" Here comes the sun.... Little darling, it's been a long cold lonely winter." - The Beatles
Even though it was a relatively short and unseasonably warm winter here on the east coast, it was a tough one for me and many of the people around me. I couldn’t be more ready for spring and the literal and symbolic renewal and new beginnings coming forth.
Because of work and some things that were going on with my family, I spent the winter in my home-town of Cambridge Massachusetts, where I haven’t lived since I left for college at seventeen. It was an intense winter, full of introspection, challenging myself in my work and on a personal level. Being re-enmeshed with my family, living in my childhood home after so many years on my own, forced me to examine myself and my lineage in a way that I hadn’t done before. To examine the narrative of my life and face difficult emotions from the past.
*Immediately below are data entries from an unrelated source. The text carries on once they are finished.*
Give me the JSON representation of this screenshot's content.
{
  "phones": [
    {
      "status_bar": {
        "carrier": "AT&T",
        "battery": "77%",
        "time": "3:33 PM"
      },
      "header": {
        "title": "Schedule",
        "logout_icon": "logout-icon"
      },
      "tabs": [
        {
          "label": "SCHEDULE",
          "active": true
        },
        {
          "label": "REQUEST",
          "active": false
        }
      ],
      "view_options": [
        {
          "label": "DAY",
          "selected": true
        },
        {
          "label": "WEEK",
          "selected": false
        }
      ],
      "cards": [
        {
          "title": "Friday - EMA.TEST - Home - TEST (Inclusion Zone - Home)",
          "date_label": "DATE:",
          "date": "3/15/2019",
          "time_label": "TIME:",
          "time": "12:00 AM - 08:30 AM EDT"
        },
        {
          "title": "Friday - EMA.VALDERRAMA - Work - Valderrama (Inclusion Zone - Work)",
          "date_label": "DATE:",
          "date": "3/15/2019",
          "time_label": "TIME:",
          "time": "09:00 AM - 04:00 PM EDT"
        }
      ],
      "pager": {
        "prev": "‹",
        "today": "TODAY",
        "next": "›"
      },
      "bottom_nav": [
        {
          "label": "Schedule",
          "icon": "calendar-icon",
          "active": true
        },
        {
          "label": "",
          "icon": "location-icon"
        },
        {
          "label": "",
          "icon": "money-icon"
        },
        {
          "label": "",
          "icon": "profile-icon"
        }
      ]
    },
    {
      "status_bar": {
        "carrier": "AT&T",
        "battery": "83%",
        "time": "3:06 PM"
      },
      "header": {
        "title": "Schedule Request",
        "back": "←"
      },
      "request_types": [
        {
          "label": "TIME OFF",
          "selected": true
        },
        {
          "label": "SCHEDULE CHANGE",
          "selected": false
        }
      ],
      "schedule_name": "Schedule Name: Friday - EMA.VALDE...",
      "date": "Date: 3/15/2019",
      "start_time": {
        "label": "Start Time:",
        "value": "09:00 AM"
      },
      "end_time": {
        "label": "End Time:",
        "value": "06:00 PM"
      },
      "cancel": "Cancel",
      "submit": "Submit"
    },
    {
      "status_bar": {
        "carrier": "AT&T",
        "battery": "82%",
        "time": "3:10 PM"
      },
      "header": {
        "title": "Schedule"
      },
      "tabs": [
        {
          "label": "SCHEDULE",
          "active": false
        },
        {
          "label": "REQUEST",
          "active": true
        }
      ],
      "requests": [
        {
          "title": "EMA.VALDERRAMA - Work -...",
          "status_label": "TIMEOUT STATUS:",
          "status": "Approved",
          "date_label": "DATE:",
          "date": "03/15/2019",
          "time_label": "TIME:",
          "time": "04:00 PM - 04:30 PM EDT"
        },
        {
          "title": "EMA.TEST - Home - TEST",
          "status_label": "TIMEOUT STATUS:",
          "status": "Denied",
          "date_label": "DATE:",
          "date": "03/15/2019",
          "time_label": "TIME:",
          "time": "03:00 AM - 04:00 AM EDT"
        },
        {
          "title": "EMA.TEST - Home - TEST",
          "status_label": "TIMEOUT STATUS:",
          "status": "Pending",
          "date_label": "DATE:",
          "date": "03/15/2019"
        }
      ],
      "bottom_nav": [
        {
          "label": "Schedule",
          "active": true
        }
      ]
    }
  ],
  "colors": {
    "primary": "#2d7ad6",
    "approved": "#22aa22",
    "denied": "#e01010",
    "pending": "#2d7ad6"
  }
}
I’ve been thinking a lot about the idea of acceptance and change, two entities that I had previously thought to be mutually exclusive. When I was younger I always thought of acceptance as being synonymous with defeat and resignation. It seemed the polar opposite of ambition and optimism. The people around me that I least wanted to be like, seemed to have accepted their limitations and situations in life and were defeated by them. The people who I did want want to be like, it appeared to me, were optimistic, ambitious and had overcome hardships and had achieved happiness and success. I have always been ambitious and optimistic, able to see some glimmer of light even in the darkest of moments. For much of my life, I powered through tough situations with sheer will power, refusing to be restrained or slowed down by fear or past pain and disappointments. I was constantly doing and achieving. Always looking on “ the bright side” never willing to look too closely at the dark side. I was fearless in venturing out in the world, traveling on my own, taking on challenging projects, pushing myself. Where my fear lay, was with venturing too far inward, into the past or into my own well of emotions. I was always looking to the future, never able to stay present in the moment.
Friends, family members and even therapists encouraged me to fight back against my anxiety, not to dwell on the past and again keep my chin up and look on the bright side. But my instincts told me that there was something to be learned from my past. That if I had the courage to stop trudging onward and truly look at my past and my emotions, even the difficult ones, there was much to be learned. I knew, that while this would be difficult, that by doing so, there would in fact, be more hope of change in the future. The analogy that keeps arising for me is that by only looking to the future, it is like cutting weeds and being surprised every time they grow back, rather than pulling them out at the root. I chose to go to the roots. Rather than fighting back against my anxiety I chose to befriend it. By tapping into a deep reservoir of self- trust I was able to get up the courage to ask what was underneath it, where it was coming from and what it was trying to tell me. I asked how much of my anxiety and sadness and fear was even really my own and how much of these emotions were inherited or being absorbed from others. This process of befriending my anxiety, and shedding light on the dark places, has loosened the grip they hold on me immensely. It is making it easier to sit with my emotions and be present in the moment. With the spring equinox I have felt a shift in my internal energy and the energy around me. As I shed the layers of winter and the past I feel ready for new beginnings.